Pour apprendre de nos erreurs, nous avons besoin de structures. La méthode des «5 pourquoi» aide à trouver la véritable cause d’un problème. Elle consiste à demander «Pourquoi est-ce arrivé?» plusieurs fois de suite, chaque réponse entraînant un nouveau «Pourquoi?». Vous pourrez ainsi approfondir chaque étape jusqu’à identifier le problème visible et sa véritable cause puis à les résoudre de manière ciblée.

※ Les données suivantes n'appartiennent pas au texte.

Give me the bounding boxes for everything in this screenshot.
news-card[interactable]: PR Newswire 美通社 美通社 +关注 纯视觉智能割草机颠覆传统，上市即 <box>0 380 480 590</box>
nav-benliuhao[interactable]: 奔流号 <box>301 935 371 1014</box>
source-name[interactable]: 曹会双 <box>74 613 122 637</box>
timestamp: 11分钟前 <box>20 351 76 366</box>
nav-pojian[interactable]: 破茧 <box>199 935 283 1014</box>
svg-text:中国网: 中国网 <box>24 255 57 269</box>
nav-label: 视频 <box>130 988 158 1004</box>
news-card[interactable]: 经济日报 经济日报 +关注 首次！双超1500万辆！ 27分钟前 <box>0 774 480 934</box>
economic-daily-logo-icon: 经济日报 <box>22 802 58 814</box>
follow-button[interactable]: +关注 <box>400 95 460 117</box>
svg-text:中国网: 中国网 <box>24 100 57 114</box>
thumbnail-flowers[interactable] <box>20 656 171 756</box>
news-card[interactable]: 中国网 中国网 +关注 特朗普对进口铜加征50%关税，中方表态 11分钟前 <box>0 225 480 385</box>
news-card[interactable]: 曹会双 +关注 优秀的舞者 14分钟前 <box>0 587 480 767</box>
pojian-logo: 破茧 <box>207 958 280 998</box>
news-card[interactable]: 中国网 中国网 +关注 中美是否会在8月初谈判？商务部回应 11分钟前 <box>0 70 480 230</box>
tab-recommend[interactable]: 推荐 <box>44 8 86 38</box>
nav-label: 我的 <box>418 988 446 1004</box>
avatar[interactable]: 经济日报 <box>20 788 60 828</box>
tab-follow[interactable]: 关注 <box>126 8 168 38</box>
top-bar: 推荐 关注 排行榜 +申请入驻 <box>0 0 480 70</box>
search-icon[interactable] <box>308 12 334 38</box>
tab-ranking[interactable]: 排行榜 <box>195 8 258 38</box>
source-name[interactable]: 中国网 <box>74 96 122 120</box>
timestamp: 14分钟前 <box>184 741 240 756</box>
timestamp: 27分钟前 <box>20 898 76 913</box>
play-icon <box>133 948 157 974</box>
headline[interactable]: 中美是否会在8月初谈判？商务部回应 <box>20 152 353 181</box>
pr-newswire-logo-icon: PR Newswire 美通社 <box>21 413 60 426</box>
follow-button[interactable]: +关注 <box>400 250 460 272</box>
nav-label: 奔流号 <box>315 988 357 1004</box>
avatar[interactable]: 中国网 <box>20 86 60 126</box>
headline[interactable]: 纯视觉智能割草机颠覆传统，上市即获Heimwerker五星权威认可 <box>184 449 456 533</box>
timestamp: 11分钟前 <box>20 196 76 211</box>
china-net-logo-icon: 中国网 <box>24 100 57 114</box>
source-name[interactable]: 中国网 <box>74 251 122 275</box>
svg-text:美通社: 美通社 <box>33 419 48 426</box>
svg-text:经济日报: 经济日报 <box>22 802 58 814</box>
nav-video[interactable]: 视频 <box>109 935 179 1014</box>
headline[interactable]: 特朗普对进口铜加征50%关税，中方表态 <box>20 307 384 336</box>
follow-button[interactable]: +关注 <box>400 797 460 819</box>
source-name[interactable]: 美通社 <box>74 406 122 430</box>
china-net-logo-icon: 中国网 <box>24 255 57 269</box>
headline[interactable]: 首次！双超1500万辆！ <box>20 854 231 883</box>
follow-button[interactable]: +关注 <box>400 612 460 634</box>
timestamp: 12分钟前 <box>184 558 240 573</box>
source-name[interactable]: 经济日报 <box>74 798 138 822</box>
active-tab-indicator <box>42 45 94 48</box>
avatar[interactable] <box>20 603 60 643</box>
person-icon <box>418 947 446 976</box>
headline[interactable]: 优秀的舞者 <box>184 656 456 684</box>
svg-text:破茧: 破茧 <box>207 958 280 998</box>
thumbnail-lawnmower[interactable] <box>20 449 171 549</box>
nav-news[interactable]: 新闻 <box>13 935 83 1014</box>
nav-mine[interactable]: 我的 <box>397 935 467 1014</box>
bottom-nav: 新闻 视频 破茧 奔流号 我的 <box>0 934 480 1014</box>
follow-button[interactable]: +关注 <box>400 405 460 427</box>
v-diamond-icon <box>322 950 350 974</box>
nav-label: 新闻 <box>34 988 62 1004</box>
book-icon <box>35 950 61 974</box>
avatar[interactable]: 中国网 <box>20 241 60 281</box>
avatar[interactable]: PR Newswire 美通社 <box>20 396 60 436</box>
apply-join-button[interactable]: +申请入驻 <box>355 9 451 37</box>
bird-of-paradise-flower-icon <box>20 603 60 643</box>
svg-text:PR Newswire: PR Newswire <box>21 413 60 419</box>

Les contextes suivants permettent d’analyser les erreurs:

  • Brefs entretiens avant et après des tâches importantes
  • Analyse commune des incidents
  • Systèmes de déclaration simples
  • Feed-back régulier

L’important est de fixer des règles de communication claires dans ces discussions, et ce, pour tout le monde sans exception:

  • Pas de recherche de coupables
  • Reconnaissance pour les idées et les propositions d’amélioration

Ces principes permettent de ne pas perdre de connaissances importantes, de mettre en œuvre des améliorations et de donner aux équipes la confiance nécessaire pour partager leurs expériences.

Quel est l’avantage pour toute la société? 

Une culture positive de l’erreur renforce:

  • la sécurité
  • la qualité
  • la collaboration
  • la capacité d’innovation
  • l’apprentissage

Elle consolide la résilience des organisations et donne plus de courage aux personnes.

Au bout du compte, il faut retenir que le problème n’est pas les erreurs en elles-mêmes, mais le fait de ne pas en tirer de leçons.

Une culture positive de l’erreur transforme les maladresses en pas en avant. C’est ce qui rend les erreurs si précieuses pour notre monde du travail et pour notre société.